Stay still, breathe normally. Let go of all the parts of your body you use, starting with the muscles behind your ears, down the jawline and down to your chin. Allow your lips to part ways. Allow your tongue to rest comfortably in your mouth, and allow your cheeks to feel as if they are hollow and hanging from the cheekbones. Swallow to soothe any tension in your throat. Leave out any unsaid words.
- As you continue to breathe and feel the support of the prop, slowly bring your attention to your heart. Receive whatever feelings arise from your heart. One may find that this pose brings forth feelings of sadness; Others experience oceanic feelings of peace. Whatever happens, be present.
- And now for the stomach, a more favourable name for the stomach. Anatomically, this region begins at the diaphragm, located at the base of the breastbone, and ends at the lower pelvis.
- With each exhalation, let your stomach move in toward your spine. Imagine that your body is softening and expanding.

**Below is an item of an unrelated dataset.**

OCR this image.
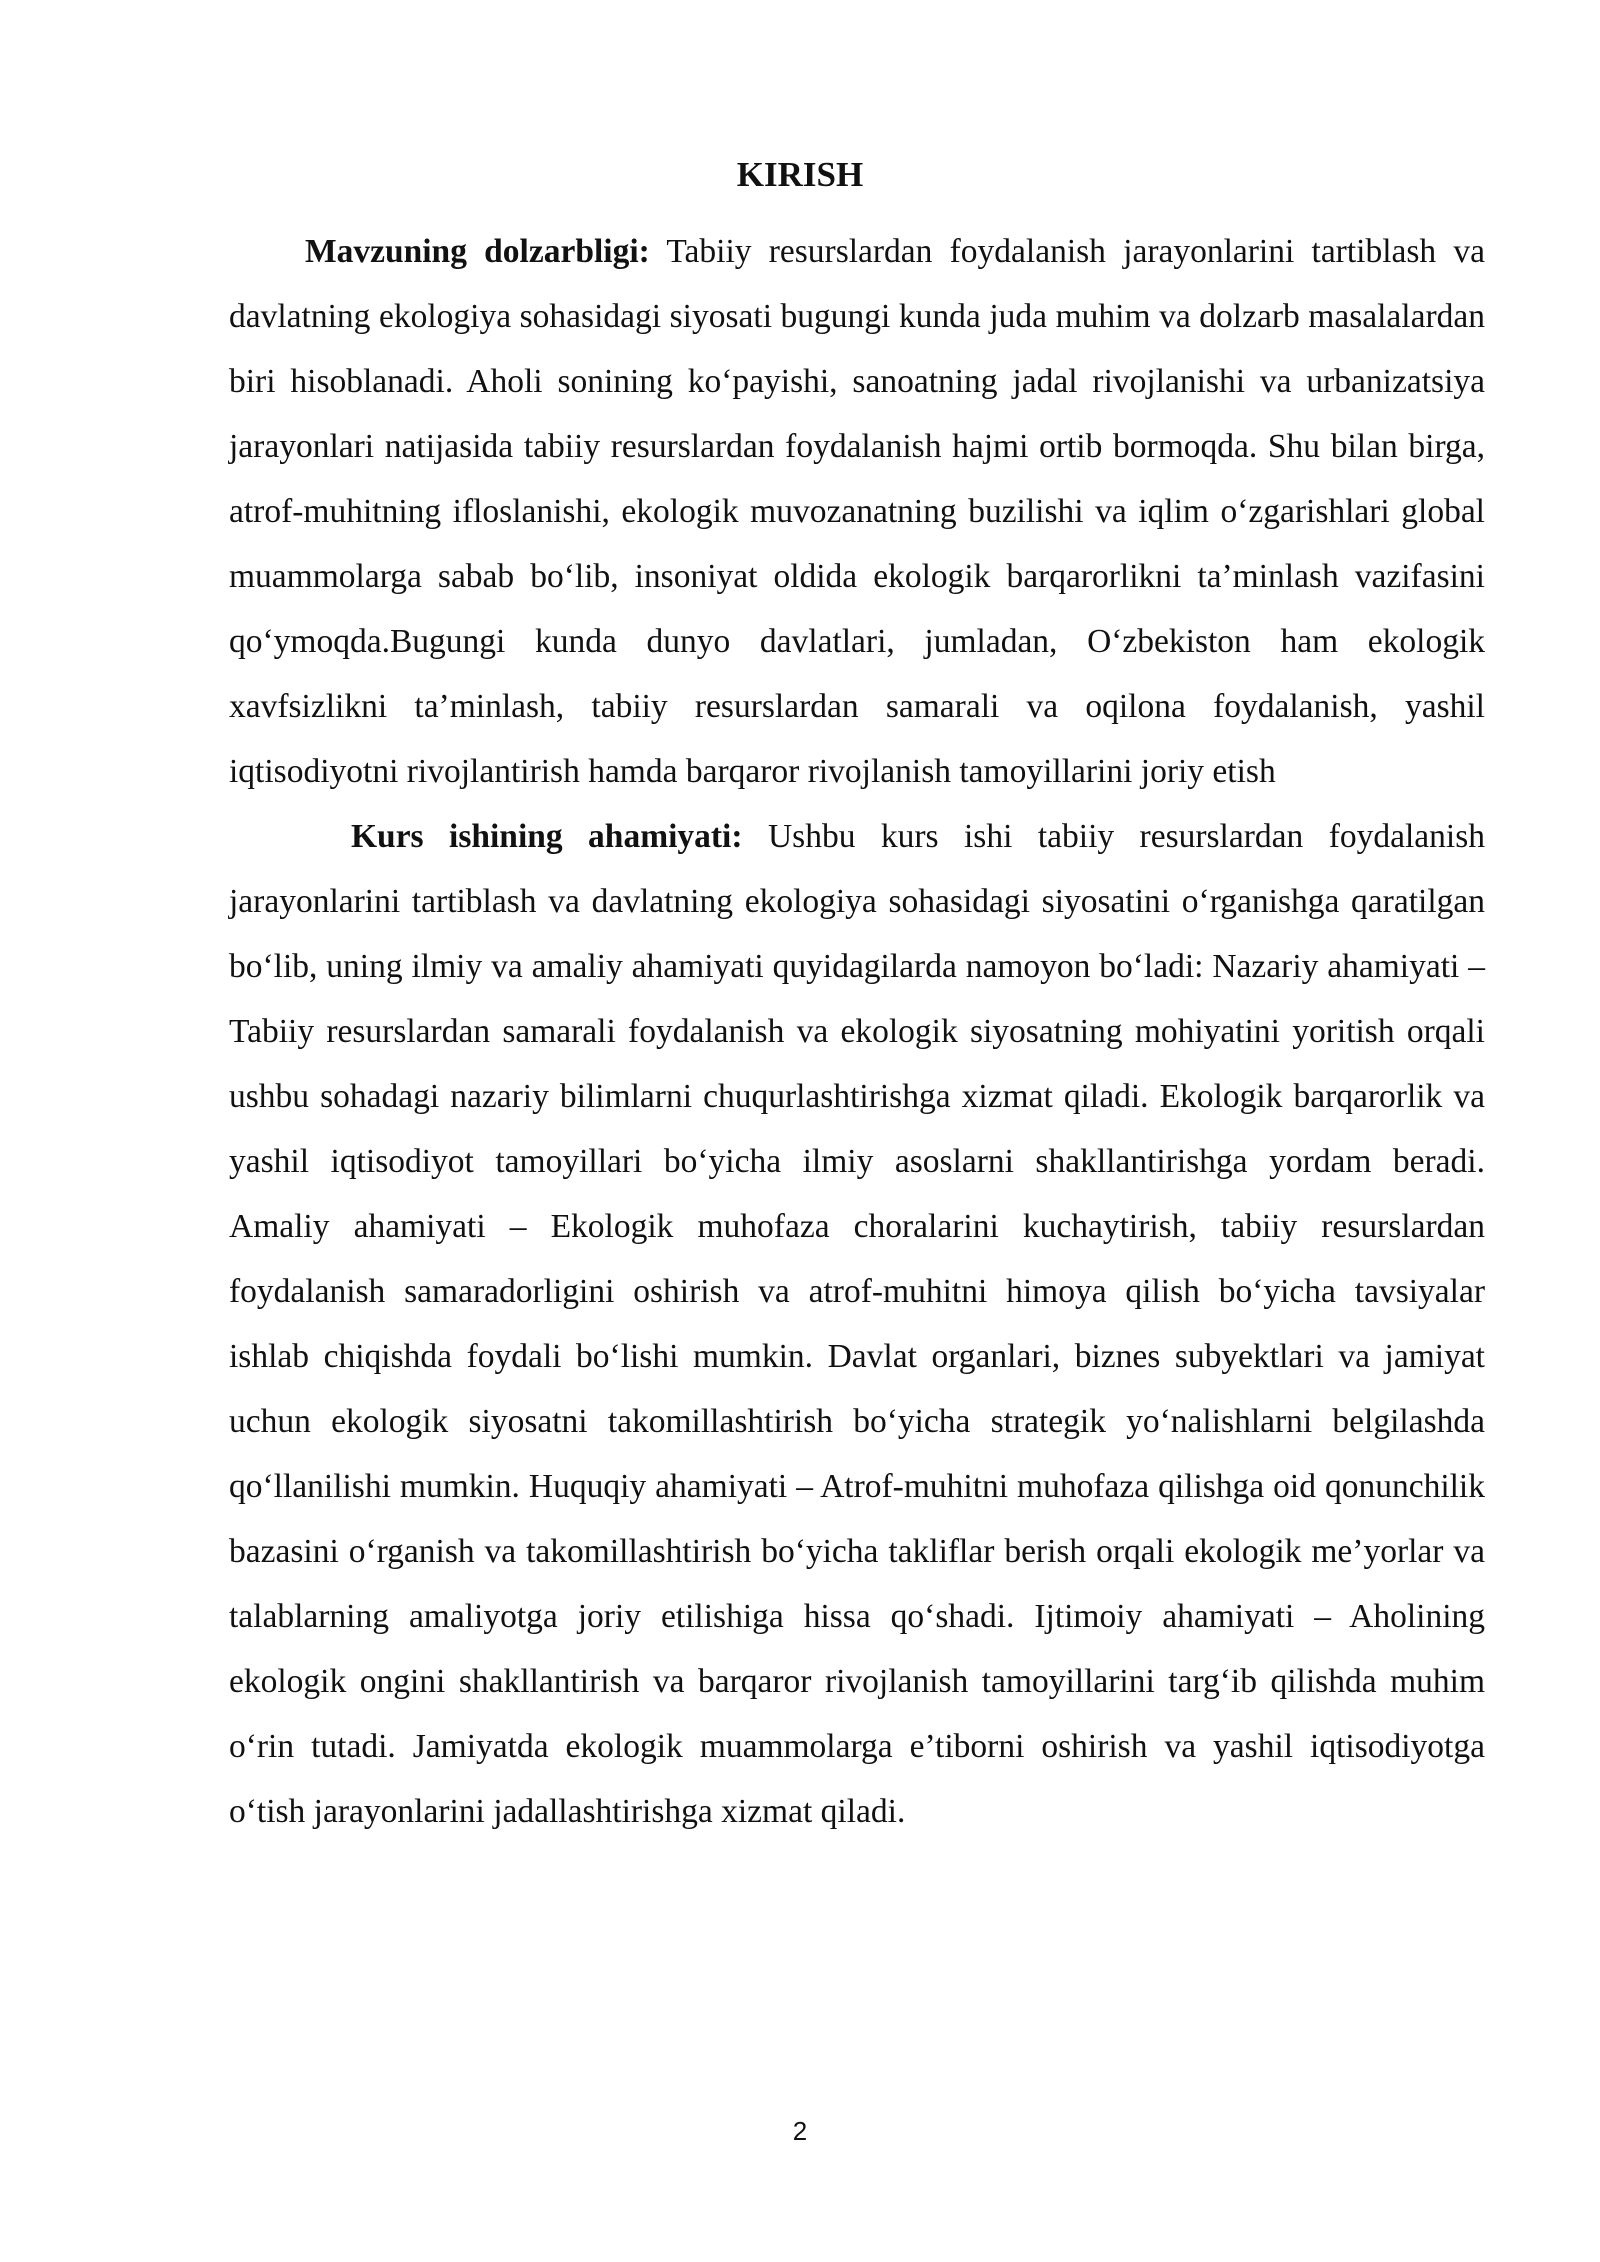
KIRISH

Mavzuning dolzarbligi: Tabiiy resurslardan foydalanish jarayonlarini tartiblash va davlatning ekologiya sohasidagi siyosati bugungi kunda juda muhim va dolzarb masalalardan biri hisoblanadi. Aholi sonining ko‘payishi, sanoatning jadal rivojlanishi va urbanizatsiya jarayonlari natijasida tabiiy resurslardan foydalanish hajmi ortib bormoqda. Shu bilan birga, atrof-muhitning ifloslanishi, ekologik muvozanatning buzilishi va iqlim o‘zgarishlari global muammolarga sabab bo‘lib, insoniyat oldida ekologik barqarorlikni ta’minlash vazifasini qo‘ymoqda.Bugungi kunda dunyo davlatlari, jumladan, O‘zbekiston ham ekologik xavfsizlikni ta’minlash, tabiiy resurslardan samarali va oqilona foydalanish, yashil iqtisodiyotni rivojlantirish hamda barqaror rivojlanish tamoyillarini joriy etish

Kurs ishining ahamiyati: Ushbu kurs ishi tabiiy resurslardan foydalanish jarayonlarini tartiblash va davlatning ekologiya sohasidagi siyosatini o‘rganishga qaratilgan bo‘lib, uning ilmiy va amaliy ahamiyati quyidagilarda namoyon bo‘ladi: Nazariy ahamiyati – Tabiiy resurslardan samarali foydalanish va ekologik siyosatning mohiyatini yoritish orqali ushbu sohadagi nazariy bilimlarni chuqurlashtirishga xizmat qiladi. Ekologik barqarorlik va yashil iqtisodiyot tamoyillari bo‘yicha ilmiy asoslarni shakllantirishga yordam beradi. Amaliy ahamiyati – Ekologik muhofaza choralarini kuchaytirish, tabiiy resurslardan foydalanish samaradorligini oshirish va atrof-muhitni himoya qilish bo‘yicha tavsiyalar ishlab chiqishda foydali bo‘lishi mumkin. Davlat organlari, biznes subyektlari va jamiyat uchun ekologik siyosatni takomillashtirish bo‘yicha strategik yo‘nalishlarni belgilashda qo‘llanilishi mumkin. Huquqiy ahamiyati – Atrof-muhitni muhofaza qilishga oid qonunchilik bazasini o‘rganish va takomillashtirish bo‘yicha takliflar berish orqali ekologik me’yorlar va talablarning amaliyotga joriy etilishiga hissa qo‘shadi. Ijtimoiy ahamiyati – Aholining ekologik ongini shakllantirish va barqaror rivojlanish tamoyillarini targ‘ib qilishda muhim o‘rin tutadi. Jamiyatda ekologik muammolarga e’tiborni oshirish va yashil iqtisodiyotga o‘tish jarayonlarini jadallashtirishga xizmat qiladi.

2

- As you continue to relax, you will feel more spacious and loose, breathe normally, enjoy the freedom you feel in your throat, heart, and abdomen.
- Practice Mountain Brook Pose for 5 minutes. If you are very comfortable or are a seasoned yoga student, pause for 15 minutes.
- If you have a stiff back, start with just a few minutes and gradually increase your time in the pose.
- To come out, remove the eyebag and use the hands to gently lift the head. Then use your hands to help slide the props toward your head. Allow your feet to rest on the bolter, lie on the floor for a few minutes before rolling to one side and getting up.
Precautions and contraindications
- The back feels too stretchy or stiff after the first few times: This could be due to overstretching the muscles and ligaments in the back, which can cause discomfort and stiffness. If your back feels too stretchy or stiff after the first few times, try this next time: Bring your legs one by one to the chest as you exhale, before coming out of this yoga pose. Then roll to the side and sit down.
- More than three months pregnant: Mountain Brook Pose (Supported Fish Blankets Pose) can place pressure on the uterus and potentially harm the developing fetus. It is generally advised for pregnant women to avoid this pose.
- Spondylolysis or spondylolisthesis: These conditions involve fractures or slippages in the vertebral bones, and the pose could worsen these conditions by putting additional stress on the affected area.
- Disc disease: This condition involves problems with the discs in the spine, and the pose could exacerbate the problem by placing added pressure on the affected discs.
It is always important to listen to your body and avoid any poses that cause discomfort or pain. If you have any underlying medical conditions, it is best to consult with a healthcare professional before starting a yoga practice.